Da war sie tief verletzt

und schnitt ihn mit der Scher.

Nun stieß er mit dem Bajonett,

und das fand sie nun wieder nett.

Treu und Glauben

»12«

Sie war so abergläubisch,

dass sie, ungelogen,

erschrak, wenn sie an einem Freitag

ihren Mann betrogen.

Die nasse Wahrheit

nach A. L. Karsch

»13«

Ein Ehemann von sanftem Wesen

ertrug sein Weib mit viel Geduld.

„Ich bring mich um“, so rief sie ständig,

„und daran hast nur du die Schuld!“

 

Er bat sie stets in sanftem Ton:

„Hör auf mit dieser dummen Grille.“

Doch sie schrie immer heftiger:

„Das ist mein absoluter Wille!“

 

Da blieb ihm keine andre Wahl:

Er trug sie an ein nahes Wasser.

Sie hörte bald zu schreien auf

und wurde blass und blasser.

 

Er ließ sie, ganz in seiner Art,

sanft fallen in das kühle Fließ

just da, wo es am tiefsten war,

damit sie sich nicht unten stieß.

 

„Das“, sprach er, „war doch nur dein Wille.

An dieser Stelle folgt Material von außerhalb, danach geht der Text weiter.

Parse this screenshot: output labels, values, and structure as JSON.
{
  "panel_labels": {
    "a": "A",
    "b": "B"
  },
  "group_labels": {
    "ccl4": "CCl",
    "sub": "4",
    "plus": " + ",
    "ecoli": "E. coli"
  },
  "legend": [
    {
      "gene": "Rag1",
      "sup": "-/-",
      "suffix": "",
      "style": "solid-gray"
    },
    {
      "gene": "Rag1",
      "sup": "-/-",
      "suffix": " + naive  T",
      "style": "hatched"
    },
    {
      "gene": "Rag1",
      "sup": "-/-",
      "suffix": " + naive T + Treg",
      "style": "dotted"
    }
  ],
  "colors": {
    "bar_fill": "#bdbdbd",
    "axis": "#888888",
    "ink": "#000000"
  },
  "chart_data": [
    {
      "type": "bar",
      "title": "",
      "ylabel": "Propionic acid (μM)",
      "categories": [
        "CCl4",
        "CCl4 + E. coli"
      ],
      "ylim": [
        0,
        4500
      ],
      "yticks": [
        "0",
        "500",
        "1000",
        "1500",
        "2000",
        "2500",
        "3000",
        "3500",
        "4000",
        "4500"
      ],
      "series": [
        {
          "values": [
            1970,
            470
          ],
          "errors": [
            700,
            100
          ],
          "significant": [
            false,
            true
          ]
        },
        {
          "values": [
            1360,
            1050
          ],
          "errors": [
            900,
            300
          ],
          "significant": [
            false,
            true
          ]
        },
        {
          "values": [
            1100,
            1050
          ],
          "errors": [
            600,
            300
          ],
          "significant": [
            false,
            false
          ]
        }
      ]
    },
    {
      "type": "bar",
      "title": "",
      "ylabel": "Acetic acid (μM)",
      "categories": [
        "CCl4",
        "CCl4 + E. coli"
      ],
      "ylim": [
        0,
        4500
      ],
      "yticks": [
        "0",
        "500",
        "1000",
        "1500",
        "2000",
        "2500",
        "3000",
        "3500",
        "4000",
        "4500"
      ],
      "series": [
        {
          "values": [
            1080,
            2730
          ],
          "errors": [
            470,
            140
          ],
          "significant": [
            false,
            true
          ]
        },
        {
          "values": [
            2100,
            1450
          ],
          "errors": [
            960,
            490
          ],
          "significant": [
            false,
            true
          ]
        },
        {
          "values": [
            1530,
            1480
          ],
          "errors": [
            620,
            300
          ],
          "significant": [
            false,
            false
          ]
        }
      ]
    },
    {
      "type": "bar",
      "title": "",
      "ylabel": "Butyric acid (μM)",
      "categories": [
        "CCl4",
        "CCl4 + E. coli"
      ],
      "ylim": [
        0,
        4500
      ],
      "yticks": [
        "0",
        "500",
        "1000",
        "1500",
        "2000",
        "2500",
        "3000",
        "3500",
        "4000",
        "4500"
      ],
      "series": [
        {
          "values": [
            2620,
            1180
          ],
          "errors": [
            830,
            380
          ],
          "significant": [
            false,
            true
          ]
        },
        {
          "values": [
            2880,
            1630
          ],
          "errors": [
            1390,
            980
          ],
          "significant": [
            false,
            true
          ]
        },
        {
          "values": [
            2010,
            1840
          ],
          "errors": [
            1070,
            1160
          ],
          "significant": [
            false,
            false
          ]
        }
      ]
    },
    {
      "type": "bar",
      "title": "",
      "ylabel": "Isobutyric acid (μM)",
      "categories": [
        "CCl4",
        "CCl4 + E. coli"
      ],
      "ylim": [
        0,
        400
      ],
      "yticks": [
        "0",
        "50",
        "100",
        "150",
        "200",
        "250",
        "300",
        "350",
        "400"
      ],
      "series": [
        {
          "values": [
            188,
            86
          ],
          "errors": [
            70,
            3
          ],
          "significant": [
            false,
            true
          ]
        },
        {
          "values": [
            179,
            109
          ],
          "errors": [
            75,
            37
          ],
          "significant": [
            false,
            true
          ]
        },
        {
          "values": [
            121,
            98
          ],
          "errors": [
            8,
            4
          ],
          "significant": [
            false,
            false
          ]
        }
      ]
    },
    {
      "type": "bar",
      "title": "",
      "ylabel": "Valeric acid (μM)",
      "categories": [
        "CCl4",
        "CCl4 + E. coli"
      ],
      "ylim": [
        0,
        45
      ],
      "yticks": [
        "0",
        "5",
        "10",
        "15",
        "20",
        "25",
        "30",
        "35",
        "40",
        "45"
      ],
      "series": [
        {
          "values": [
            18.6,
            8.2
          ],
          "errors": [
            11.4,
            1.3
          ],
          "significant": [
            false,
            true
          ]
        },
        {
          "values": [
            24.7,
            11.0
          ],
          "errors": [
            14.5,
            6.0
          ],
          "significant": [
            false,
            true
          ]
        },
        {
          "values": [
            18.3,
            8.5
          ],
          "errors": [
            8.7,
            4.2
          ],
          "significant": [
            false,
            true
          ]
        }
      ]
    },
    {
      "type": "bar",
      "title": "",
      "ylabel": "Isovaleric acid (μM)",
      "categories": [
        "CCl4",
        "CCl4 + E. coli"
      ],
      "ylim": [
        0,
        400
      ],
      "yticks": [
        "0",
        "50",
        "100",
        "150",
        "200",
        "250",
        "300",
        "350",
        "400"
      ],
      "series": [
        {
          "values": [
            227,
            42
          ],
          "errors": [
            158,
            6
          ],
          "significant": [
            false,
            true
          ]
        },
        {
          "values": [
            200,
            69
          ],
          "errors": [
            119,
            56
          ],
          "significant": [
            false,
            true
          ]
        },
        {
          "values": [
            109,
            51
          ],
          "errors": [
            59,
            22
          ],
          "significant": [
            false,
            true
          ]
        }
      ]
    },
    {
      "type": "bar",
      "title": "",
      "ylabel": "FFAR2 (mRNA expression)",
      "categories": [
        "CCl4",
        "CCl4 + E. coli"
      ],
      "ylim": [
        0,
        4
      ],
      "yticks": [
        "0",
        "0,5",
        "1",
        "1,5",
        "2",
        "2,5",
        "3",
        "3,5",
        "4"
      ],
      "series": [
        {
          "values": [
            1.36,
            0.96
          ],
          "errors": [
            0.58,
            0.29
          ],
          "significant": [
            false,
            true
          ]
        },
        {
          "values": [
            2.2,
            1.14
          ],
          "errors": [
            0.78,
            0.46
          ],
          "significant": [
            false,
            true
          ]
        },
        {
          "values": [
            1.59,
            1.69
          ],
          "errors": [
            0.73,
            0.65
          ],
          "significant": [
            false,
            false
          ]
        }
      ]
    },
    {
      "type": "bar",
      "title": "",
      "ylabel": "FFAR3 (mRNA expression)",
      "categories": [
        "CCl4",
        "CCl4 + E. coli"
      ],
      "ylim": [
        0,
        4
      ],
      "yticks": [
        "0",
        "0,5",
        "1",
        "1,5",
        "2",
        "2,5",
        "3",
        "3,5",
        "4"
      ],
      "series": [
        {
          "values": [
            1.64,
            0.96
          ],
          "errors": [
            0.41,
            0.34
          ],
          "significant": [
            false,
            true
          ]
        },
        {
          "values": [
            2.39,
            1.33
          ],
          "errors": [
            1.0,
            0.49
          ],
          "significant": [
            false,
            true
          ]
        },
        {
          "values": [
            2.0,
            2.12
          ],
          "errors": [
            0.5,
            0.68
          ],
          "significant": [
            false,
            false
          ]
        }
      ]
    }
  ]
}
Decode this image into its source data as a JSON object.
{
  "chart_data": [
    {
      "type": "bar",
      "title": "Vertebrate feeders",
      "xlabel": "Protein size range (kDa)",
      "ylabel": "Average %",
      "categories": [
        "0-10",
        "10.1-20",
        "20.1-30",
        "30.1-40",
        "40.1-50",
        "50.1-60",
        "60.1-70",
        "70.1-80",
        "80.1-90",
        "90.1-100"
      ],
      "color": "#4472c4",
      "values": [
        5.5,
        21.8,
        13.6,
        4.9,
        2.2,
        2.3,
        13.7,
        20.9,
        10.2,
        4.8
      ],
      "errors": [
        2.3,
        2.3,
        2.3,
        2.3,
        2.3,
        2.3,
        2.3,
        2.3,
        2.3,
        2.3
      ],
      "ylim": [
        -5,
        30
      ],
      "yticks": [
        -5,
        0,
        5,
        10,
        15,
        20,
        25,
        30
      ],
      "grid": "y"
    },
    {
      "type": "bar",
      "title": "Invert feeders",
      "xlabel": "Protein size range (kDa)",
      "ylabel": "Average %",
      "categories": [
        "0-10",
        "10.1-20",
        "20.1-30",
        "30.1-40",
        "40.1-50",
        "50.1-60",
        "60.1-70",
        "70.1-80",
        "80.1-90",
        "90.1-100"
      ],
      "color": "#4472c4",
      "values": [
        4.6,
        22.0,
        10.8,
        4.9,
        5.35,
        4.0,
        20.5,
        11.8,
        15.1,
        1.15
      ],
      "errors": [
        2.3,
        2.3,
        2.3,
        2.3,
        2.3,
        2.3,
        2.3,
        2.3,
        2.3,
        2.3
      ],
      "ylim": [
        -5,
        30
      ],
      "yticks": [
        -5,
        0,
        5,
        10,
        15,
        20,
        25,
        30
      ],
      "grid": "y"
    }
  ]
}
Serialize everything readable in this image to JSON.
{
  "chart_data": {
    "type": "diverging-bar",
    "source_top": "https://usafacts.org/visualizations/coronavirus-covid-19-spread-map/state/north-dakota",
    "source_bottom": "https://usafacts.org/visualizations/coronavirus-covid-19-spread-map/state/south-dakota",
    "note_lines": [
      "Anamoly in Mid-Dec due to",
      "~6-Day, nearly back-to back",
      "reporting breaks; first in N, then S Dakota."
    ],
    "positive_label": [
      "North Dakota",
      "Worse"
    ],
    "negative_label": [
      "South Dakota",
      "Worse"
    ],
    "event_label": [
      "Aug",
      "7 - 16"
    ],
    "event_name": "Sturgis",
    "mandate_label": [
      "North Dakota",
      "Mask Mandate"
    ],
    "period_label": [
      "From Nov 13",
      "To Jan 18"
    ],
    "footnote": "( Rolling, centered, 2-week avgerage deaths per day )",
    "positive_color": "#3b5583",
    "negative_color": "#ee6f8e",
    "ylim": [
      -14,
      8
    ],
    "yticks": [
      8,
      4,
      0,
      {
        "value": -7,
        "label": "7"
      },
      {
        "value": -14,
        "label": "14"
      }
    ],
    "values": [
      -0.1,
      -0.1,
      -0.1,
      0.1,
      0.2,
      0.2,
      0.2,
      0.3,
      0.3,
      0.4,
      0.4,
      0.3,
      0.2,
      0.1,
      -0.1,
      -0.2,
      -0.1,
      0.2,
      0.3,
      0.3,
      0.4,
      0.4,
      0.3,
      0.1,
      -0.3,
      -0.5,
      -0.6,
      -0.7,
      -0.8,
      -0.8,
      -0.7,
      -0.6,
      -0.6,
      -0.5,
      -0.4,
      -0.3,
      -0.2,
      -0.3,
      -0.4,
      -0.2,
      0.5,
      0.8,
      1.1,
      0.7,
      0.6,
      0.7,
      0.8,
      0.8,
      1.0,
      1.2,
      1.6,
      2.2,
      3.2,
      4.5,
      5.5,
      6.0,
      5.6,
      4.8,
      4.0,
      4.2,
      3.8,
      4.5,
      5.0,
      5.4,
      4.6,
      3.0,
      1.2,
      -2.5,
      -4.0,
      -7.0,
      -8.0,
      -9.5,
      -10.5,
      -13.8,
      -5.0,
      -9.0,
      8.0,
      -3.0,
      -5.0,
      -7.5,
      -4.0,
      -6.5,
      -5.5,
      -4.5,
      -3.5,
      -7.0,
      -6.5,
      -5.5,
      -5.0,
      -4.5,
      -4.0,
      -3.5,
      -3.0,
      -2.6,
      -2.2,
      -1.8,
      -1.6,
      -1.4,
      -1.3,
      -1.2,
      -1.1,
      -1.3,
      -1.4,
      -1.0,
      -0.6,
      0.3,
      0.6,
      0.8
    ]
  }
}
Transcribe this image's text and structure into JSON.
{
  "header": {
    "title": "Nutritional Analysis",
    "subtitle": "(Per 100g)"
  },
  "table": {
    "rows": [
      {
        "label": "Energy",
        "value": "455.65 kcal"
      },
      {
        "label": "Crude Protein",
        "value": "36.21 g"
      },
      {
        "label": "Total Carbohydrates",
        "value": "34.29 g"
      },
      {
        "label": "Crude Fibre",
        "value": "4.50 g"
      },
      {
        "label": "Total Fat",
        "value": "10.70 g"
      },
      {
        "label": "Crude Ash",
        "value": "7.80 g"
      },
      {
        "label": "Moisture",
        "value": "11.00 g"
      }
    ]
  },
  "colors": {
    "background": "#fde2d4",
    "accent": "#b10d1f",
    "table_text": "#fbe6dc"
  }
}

Da rief sie in der Wassernot:

„Mein lieber Mann, mach mich nicht tot,

glaub mir, es war nur eine Grille!“

Dann war sie endlich stille.

 

Die Wahrheit ist die:

Das Weib schweigt nie.

Das Verhängnis der Müllerstochter

nach einer echten Moritat

»14«

In einem grünen Tale,

nicht weit vom tiefen Wald,

steht eines Müllers Mühle,

darin ein Kindlein lallt.

Und am Ende von dem Tal

rauscht ein großer Wasserfal.

 

Nach sechzehn, siebzehn Jahren,

da lallt das Kind nicht mehr.

Da ist’s ’ne ranke Jungfer,

die trällert froh umher.

Und am Ende von dem Tal

rauscht ein großer Wasserfal.

 

Ein Förster wollt’ sie freien,

der ihr die Liebe bot.

Ein Wilddieb kam gegangen

und schoss den Förster tot.

Und am Ende von dem Tal

rauscht ein großer Wasserfal.

 

Der Wilddieb, schön und heftig,

nahm sie in seinen Arm.

Da endigte sein Leben

ein Schuss von dem Gendarm.

Und am Ende von dem Tal

rauscht ein großer Wasserfal.

 

Sie glaubt’, mit dem Gendarme

war sie aus allem Leid.

Doch in einem Gemenge

schlug ihn ein Räuber breit.

Und am Ende von dem Tal

rauscht ein großer Wasserfal.

 

Der Räuber nahm sie mit sich

auf seine Lagerstatt.

Da stahl sie ihm das Messer

und dolcht’ ihn, bis er matt.

Und am Ende von dem Tal

rauscht ein großer Wasserfal.

 

Nun sitzt sie bei der Mühle

und weint in sich hinein.

Wie kann nach so viel Liebe

man so alleine sein.

Und am Ende von dem Tal

rauscht ein großer Wasserfal.

Und am Ende …

Der Gatte ging – der Buhle kam oder Lindas Tränen

»15«

Ihr zarten Herzen, hört ein Trauerlied,

wenn mir dabei nicht Stimm’ und Atem flieht.

Ein Lied von all dem Kummer, Gram und Schmerz,

der traf der ungetreuen Linda Herz.

 

Fort ging der Gatte, und der Buhle kam.

Sie öffnet ihm, er in den Arm sie nahm.